The research team, led by Robert Vargas, an associate professor of Sociology, published their findings in Social Problems. The study, which has implications for independent or progressive political officials in particular, began with the simple question of what gerrymandering looked like from the 19th century to the present.
The study — focused on Chicago, Milwaukee, and St Louis — discovered four practices that local governments use to deal with politicians who push against the status quo. These tactics include suppressive redistricting, disciplinary redistricting, remunerative redistricting, and transactional redistricting.
“What really jumped out was that gerrymandering has not been along party lines in cities, it’s been along racial and economic ideological lines,” Vargas says. “Across all three cities, it was startling to us that redistricting has been used as a means of managing and socially controlling elected officials whose policy positions mostly aligned with racial and economic justice. Some of the most outspoken critics of local government, as it relates to issues of racial equity, equitable development, and the regulation of economic growth, these particular elected officials were targets of gerrymanders.”
Vargas uses St. Louis politician Sharon Tyus to illustrate the concept of disciplinary redistricting: Tyus served as alderman of the city’s 20th Ward from 1991 to 2003 but chose not to seek re-election to that seat because, in 2001, her fellow aldermen moved her ward from the city’s north to south side in a remapping. Vargas notes that Tyus, a black elected official, was a staunch critic of the mayor as it related to issues of racial equality in hiring of city jobs and for racial equity in economic development. Based on the study’s findings, it’s a prime example of redistricting used to discipline an elected official who pushes against the government.
The study used mixed methods to track and understand the movement of districts over time, then compared this data with archival research to determine what motivated these redrawings. According to Vargas, the research was broken into four steps.
First, research assistants obtained paper maps of the districts at libraries, which were then digitized using ArcGIS software for statistical analysis. Next, the team determined measured the distance that each district traveled after each redrawing. The third step involved data visualizations of each wards’ movements over time: How much did districts move, what were the minimum distances, and what were the maximum distances?
“Graphs showed the distribution of how far wards moved,” Vargas says. “What jumped out was that some hardly traveled at all for over a century and some, at certain moments of time, moved great distances — even from one end of the city to another.”
The final step was archival research, during which the team reviewed newspaper archives, policy documents, books, and city research undertaken at the time of redistricting in order to parse any related racial or economic turmoil.
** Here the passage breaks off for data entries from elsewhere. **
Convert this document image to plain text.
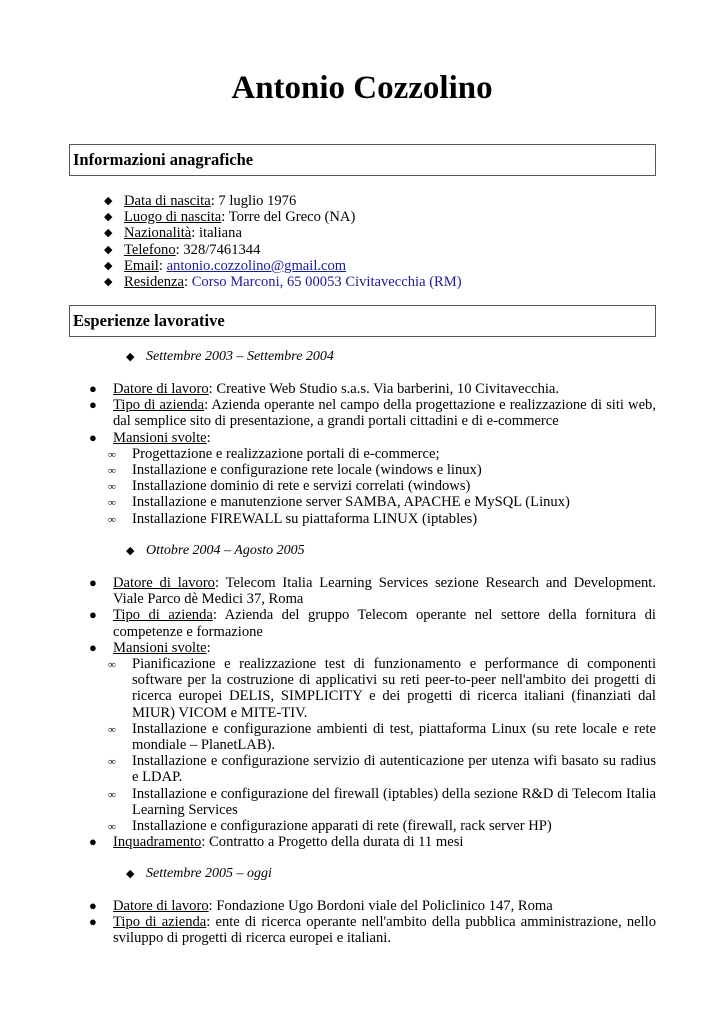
Antonio Cozzolino
Informazioni anagrafiche
◆ Data di nascita: 7 luglio 1976
◆ Luogo di nascita: Torre del Greco (NA)
◆ Nazionalità: italiana
◆ Telefono: 328/7461344
◆ Email: antonio.cozzolino@gmail.com
◆ Residenza: Corso Marconi, 65 00053 Civitavecchia (RM)
Esperienze lavorative
◆ Settembre 2003 – Settembre 2004
● Datore di lavoro: Creative Web Studio s.a.s. Via barberini, 10 Civitavecchia.
● Tipo di azienda: Azienda operante nel campo della progettazione e realizzazione di siti web, dal semplice sito di presentazione, a grandi portali cittadini e di e-commerce
● Mansioni svolte:
∞ Progettazione e realizzazione portali di e-commerce;
∞ Installazione e configurazione rete locale (windows e linux)
∞ Installazione dominio di rete e servizi correlati (windows)
∞ Installazione e manutenzione server SAMBA, APACHE e MySQL (Linux)
∞ Installazione FIREWALL su piattaforma LINUX (iptables)
◆ Ottobre 2004 – Agosto 2005
● Datore di lavoro: Telecom Italia Learning Services sezione Research and Development. Viale Parco dè Medici 37, Roma
● Tipo di azienda: Azienda del gruppo Telecom operante nel settore della fornitura di competenze e formazione
● Mansioni svolte:
∞ Pianificazione e realizzazione test di funzionamento e performance di componenti software per la costruzione di applicativi su reti peer-to-peer nell'ambito dei progetti di ricerca europei DELIS, SIMPLICITY e dei progetti di ricerca italiani (finanziati dal MIUR) VICOM e MITE-TIV.
∞ Installazione e configurazione ambienti di test, piattaforma Linux (su rete locale e rete mondiale – PlanetLAB).
∞ Installazione e configurazione servizio di autenticazione per utenza wifi basato su radius e LDAP.
∞ Installazione e configurazione del firewall (iptables) della sezione R&D di Telecom Italia Learning Services
∞ Installazione e configurazione apparati di rete (firewall, rack server HP)
● Inquadramento: Contratto a Progetto della durata di 11 mesi
◆ Settembre 2005 – oggi
● Datore di lavoro: Fondazione Ugo Bordoni viale del Policlinico 147, Roma
● Tipo di azienda: ente di ricerca operante nell'ambito della pubblica amministrazione, nello sviluppo di progetti di ricerca europei e italiani.
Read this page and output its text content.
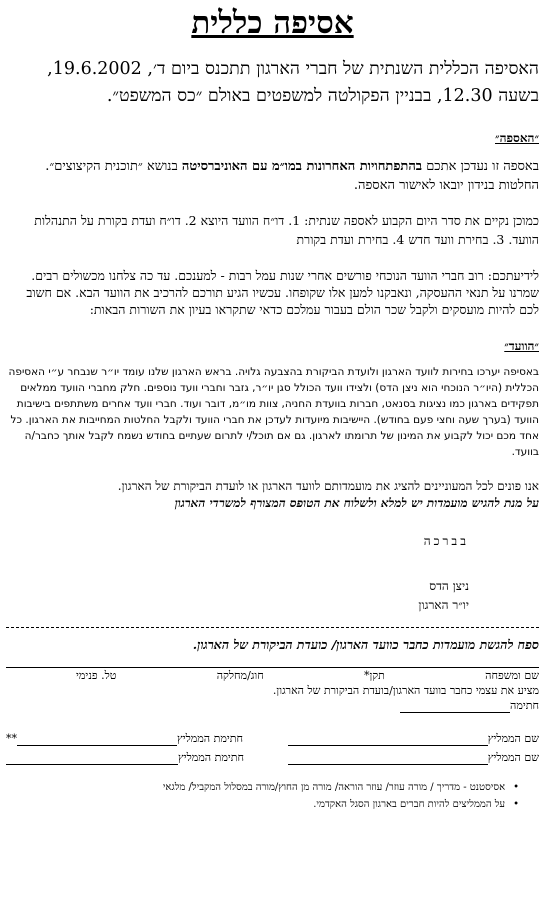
אסיפה כללית

האסיפה הכללית השנתית של חברי הארגון תתכנס ביום ד׳, 19.6.2002, בשעה 12.30, בבניין הפקולטה למשפטים באולם ״כס המשפט״.

״האספה״

באספה זו נעדכן אתכם בהתפתחויות האחרונות במו״מ עם האוניברסיטה בנושא ״תוכנית הקיצוצים״. החלטות בנידון יובאו לאישור האספה.

כמוכן נקיים את סדר היום הקבוע לאספה שנתית: 1. דו״ח הוועד היוצא 2. דו״ח ועדת בקורת על התנהלות הוועד. 3. בחירת וועד חדש 4. בחירת ועדת בקורת

לידיעתכם: רוב חברי הוועד הנוכחי פורשים אחרי שנות עמל רבות - למענכם. עד כה צלחנו מכשולים רבים. שמרנו על תנאי ההעסקה, ונאבקנו למען אלו שקופחו. עכשיו הגיע תורכם להרכיב את הוועד הבא. אם חשוב לכם להיות מועסקים ולקבל שכר הולם בעבור עמלכם כדאי שתקראו בעיון את השורות הבאות:

״הוועד״

באסיפה יערכו בחירות לוועד הארגון ולועדת הביקורת בהצבעה גלויה. בראש הארגון שלנו עומד יו״ר שנבחר ע״י האסיפה הכללית (היו״ר הנוכחי הוא ניצן הדס) ולצידו וועד הכולל סגן יו״ר, גזבר וחברי וועד נוספים. חלק מחברי הוועד ממלאים תפקידים בארגון כמו נציגות בסנאט, חברות בוועדת החניה, צוות מו״מ, דובר ועוד. חברי וועד אחרים משתתפים בישיבות הוועד (בערך שעה וחצי פעם בחודש). היישיבות מיועדות לעדכן את חברי הוועד ולקבל החלטות המחייבות את הארגון. כל אחד מכם יכול לקבוע את המינון של תרומתו לארגון. גם אם תוכל/י לתרום שעתיים בחודש נשמח לקבל אותך כחבר/ה בוועד.

אנו פונים לכל המעוניינים להציג את מועמדותם לוועד הארגון או לועדת הביקורת של הארגון.

על מנת להגיש מועמדות יש למלא ולשלוח את הטופס המצורף למשרדי הארגון

בברכה

ניצן הדס

יו״ר הארגון

ספח להגשת מועמדות כחבר כוועד הארגון/ כועדת הביקורת של הארגון.

שם ומשפחה
תקן*
חוג/מחלקה
טל. פנימי

מציע את עצמי כחבר בוועד הארגון/בועדת הביקורת של הארגון.

חתימה

שם הממליץ
חתימת הממליץ**
שם הממליץ
חתימת הממליץ
• אסיסטנט - מדריך / מורה עוזר/ עוזר הוראה/ מורה מן החוץ/מורה במסלול המקביל/ מלגאי
• על הממליצים להיות חברים בארגון הסגל האקדמי.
“What stands out to me as the takeaway of our work is that the social conditions and outcomes of a community are not a mistake,” says co-author Christina Cano, AB '19 in Sociology and Creative Writing. “The ways maps are drawn are not a mistake — it’s no coincidence that Gold Coast, the wealthiest neighborhood in Chicago and one of the wealthiest urban neighborhoods in the country, has remained in the same ward for nearly a century. Maps have historically been used as a method to allocate and withhold power, and redistricting is just one of the processes through which certain racial and economic hierarchies are maintained.”
According to Vargas, the study could act as a warning signal to elected officials, particularly those who are outspoken on matters of race or economic equality. Should these politicians fail to form coalitions or other alliances that could help them maintain their ward’s boundaries, they risk being gerrymandered out of a job and the power to enact change.
“Gerrymandering is often perceived as a partisan political issue, but at the city level — where one party tends to dominate — redistricting is used as a potentially devastating tool against movements for change within the party.”
Another implication of the study, he says, is providing fuel to the argument for tasking independent groups with redrawing districts — versus elected officials. It’s a shift that would bring more fairness and impartiality to the practice, reducing the likelihood of redistricting being used to punish advocates for social change.